I went to a happy hour that felt like any
given stagiaire party relocated. So I acted accordingly, let somebody by me a
mojito, answered the where are you from where you work questions when asked,
made some witty comments about Suarez and discussed locations of tattoos that
hurt less than others. Then pulled a very classic, very cliché „you speak
Hungarian?! I'm so happy to meet you! Let me give you a hug!”. Yes, I went
there. In my defence, just the day before I listened to the French speakers in
the lunch break discussing how their offices are divided by the language
barrier and although everbody can talk to the other, somehow the English
speakers only hang out with the English speakers, and the francophones with the
francophones. The weekend before I was dragged (invited) to an Ethiopian
afternoon (great food) because the wife of one of them didn't want to be the
only one who doesn't understand the language. So while I tried not to be
sarcastic when the French told each other that one time they were surrounded
with English-only colleagues for a week before they finally found a Rwandes who
spoke French and how much of a relief that was, I did pretty much the same when
my (other) Kosovar brother introduced me to a Canadian who was born in Transylvania
to a Hungarian-speaking family.
It needs no further explanation, but is worth
mentioning that everybody from the Balkans counts me as family. It goes without
saying.
Then I went to Kigali. It's in another
country. I had to cross a border. My good old post-communist trauma kicked in
the moment I saw a border officer. I still feel nervous even though I know well
that I have the appropriate visa and ID card from my work, that I have enough
money and can talk to both the officer and the bus driver on the other side.

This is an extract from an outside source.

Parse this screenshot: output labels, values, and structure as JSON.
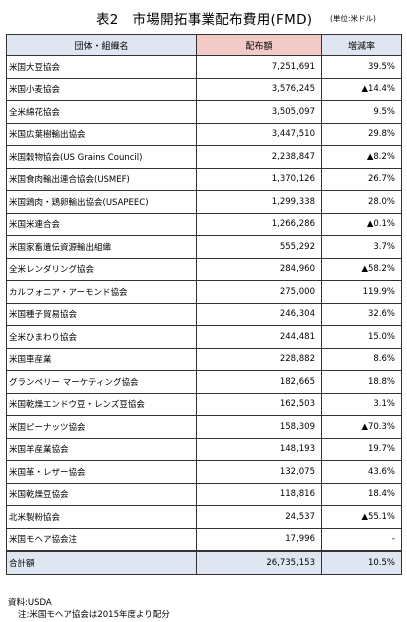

The lump in my throat/stomach wouldn't go away until I got on the bus that
would get me to Kigali. Then I started being nervous for other things.

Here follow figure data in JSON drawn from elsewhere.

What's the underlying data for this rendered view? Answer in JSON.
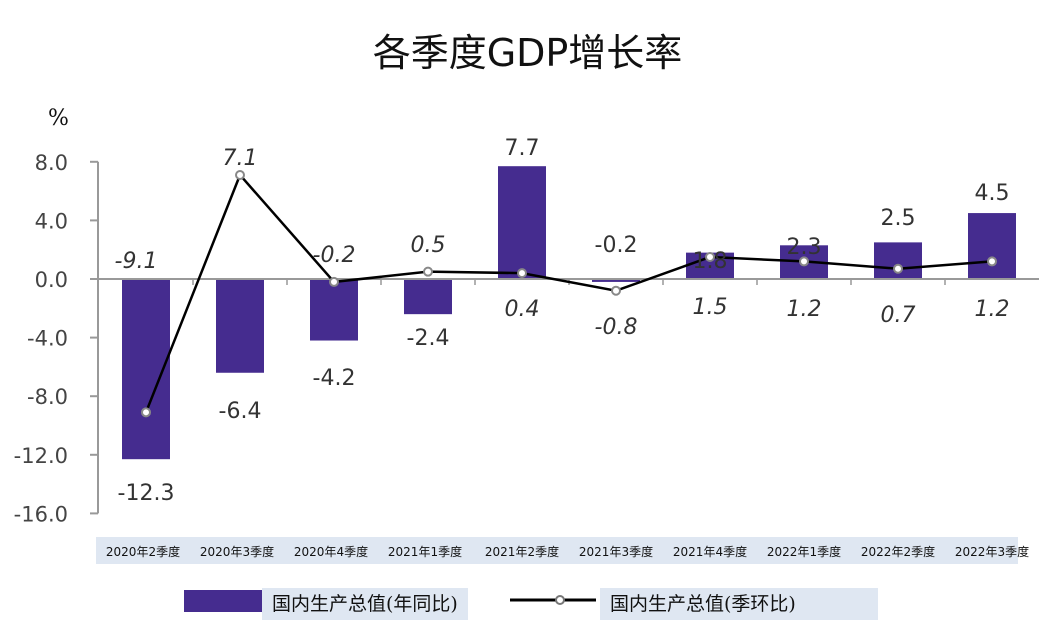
{
  "chart_data": {
    "type": "bar+line",
    "title": "各季度GDP增长率",
    "ylabel": "%",
    "ylim": [
      -16,
      8
    ],
    "yticks": [
      "8.0",
      "4.0",
      "0.0",
      "-4.0",
      "-8.0",
      "-12.0",
      "-16.0"
    ],
    "categories": [
      "2020年2季度",
      "2020年3季度",
      "2020年4季度",
      "2021年1季度",
      "2021年2季度",
      "2021年3季度",
      "2021年4季度",
      "2022年1季度",
      "2022年2季度",
      "2022年3季度"
    ],
    "series": [
      {
        "name": "国内生产总值(年同比)",
        "type": "bar",
        "color": "#452c8f",
        "values": [
          -12.3,
          -6.4,
          -4.2,
          -2.4,
          7.7,
          -0.2,
          1.8,
          2.3,
          2.5,
          4.5
        ]
      },
      {
        "name": "国内生产总值(季环比)",
        "type": "line",
        "color": "#000000",
        "values": [
          -9.1,
          7.1,
          -0.2,
          0.5,
          0.4,
          -0.8,
          1.5,
          1.2,
          0.7,
          1.2
        ]
      }
    ],
    "legend": "bottom",
    "grid": false
  }
}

The funny thing is, I also noticed I have a
very different old habit when it comes to border crossing. The good old
Schengen attitude. I acknowledge and appreciate a state border, and understand
that these two countries have had a relationship that wasn't always
particularly friendly, and I accept they have their procedures for a reason.
But somewhere deep down in my subconscious I still expect to be able to walk
between Goma and Gisenyi like it's Steinfort and Weyler.